William Radice’s Teach Yourself Bengali is, essentially, the Bengali text book, though it’s not of course overwhelmed with competition.
But there’s a lessor-known predecessor to Radice’s book, and an earlier entrant in the Teach Yourself series, and it’s this Teach Yourself Bengali, by DF Hudson, that I’m working my way through at the moment in preparation for our forthcoming trip to Kolkata.
I was given a copy by my father in law, though as a native Bengali speaker I was never sure why he’d have a first edition copy of the book, from 1965 no less, though it occurs to me now, for the first time, that it was probably bought for his (English) first wife.
His first marriage is not something I’ve ever spoken to him about – for all I know, he doesn’t know I know – so the book’s provenance is hardly something we’ve discussed.

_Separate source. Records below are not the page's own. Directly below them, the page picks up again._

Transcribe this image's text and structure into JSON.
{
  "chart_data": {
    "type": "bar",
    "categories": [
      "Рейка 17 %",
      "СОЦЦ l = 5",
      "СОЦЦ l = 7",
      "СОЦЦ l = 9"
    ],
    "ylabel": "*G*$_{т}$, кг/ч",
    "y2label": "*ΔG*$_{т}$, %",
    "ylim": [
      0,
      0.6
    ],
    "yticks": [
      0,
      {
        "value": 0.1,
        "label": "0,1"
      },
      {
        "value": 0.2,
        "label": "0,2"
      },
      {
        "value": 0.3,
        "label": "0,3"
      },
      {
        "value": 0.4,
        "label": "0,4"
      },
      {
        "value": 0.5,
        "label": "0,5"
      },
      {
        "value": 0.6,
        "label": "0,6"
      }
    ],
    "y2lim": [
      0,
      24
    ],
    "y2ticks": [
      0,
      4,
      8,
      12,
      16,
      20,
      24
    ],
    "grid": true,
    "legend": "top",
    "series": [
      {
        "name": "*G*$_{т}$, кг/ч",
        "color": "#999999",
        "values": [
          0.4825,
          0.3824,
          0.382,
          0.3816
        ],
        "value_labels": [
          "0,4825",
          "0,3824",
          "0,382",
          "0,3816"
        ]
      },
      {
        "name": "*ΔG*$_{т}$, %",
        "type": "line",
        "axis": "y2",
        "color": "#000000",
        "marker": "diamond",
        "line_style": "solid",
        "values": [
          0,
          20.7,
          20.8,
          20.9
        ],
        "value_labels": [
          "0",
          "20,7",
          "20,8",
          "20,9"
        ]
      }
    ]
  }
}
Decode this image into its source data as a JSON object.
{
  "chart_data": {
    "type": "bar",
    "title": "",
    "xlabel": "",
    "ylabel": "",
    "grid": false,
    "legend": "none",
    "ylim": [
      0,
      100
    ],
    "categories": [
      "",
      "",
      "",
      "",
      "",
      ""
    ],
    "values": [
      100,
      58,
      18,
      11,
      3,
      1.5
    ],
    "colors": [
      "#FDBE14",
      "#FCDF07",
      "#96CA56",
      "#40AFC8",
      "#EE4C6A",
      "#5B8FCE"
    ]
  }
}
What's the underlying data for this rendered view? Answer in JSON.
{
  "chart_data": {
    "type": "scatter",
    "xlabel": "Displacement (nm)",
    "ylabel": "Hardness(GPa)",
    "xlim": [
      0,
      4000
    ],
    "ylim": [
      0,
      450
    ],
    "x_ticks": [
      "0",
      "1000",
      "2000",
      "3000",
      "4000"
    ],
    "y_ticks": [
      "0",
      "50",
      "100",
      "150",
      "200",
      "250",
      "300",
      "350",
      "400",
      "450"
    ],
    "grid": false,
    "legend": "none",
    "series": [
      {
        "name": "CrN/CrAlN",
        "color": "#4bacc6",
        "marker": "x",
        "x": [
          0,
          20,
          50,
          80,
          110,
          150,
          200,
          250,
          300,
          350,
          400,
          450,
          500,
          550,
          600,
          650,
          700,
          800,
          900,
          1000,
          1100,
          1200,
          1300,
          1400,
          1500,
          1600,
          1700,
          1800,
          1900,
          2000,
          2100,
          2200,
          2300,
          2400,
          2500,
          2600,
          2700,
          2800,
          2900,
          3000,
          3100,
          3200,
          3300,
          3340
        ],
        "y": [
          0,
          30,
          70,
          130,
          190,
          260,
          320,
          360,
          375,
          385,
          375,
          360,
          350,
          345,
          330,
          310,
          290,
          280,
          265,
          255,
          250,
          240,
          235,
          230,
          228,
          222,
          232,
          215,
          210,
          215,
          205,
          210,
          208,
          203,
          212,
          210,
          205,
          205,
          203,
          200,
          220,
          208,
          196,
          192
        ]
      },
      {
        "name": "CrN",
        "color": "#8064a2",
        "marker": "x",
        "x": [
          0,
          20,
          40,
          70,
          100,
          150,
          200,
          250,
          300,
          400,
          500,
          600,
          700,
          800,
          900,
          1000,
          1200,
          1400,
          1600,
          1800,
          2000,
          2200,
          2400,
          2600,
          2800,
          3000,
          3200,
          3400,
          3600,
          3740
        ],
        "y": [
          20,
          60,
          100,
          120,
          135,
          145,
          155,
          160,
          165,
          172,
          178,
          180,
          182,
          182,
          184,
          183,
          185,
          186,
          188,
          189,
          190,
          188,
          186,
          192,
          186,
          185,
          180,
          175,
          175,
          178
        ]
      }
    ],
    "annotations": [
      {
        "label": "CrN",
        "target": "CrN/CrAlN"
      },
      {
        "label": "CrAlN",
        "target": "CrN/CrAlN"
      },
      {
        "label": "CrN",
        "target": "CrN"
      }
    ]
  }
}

But, back to DF Hudson, and he (she?) follows a somewhat traditional route to learning the language, beginning with the sounds you’re meant to make for the different letters.
I’ve always found this an off-putting way of learning a language. It’s part of the reason I’ve yet to make a start with Rupert Snell’s Teach Yourself Hindi and also why I found Radice’s book so refreshing in the way it eases you into the language without requiring you to endlessly practice pronunciation.
From there DF Hudson goes into a series of conversation drills that, somewhat unhelpfully, show the sentences in Bengali with the English written immediately afterwards. They also introduce tenses are a breakneck speed with little by way of explanation.
Nevertheless, it’s always nice to have a break from Radice’s book – which I’ve been relying on, off and on, for over seven years – and try another resource for learning Bengali, even if it’s a lesser one.
And DF Hudson does choose to end his Teach Yourself … with an intriguing set of Bengali proverbs, which is another plus point, even if it does make me wonder how many still are (or ever were) in common usage every time I leaf through the book.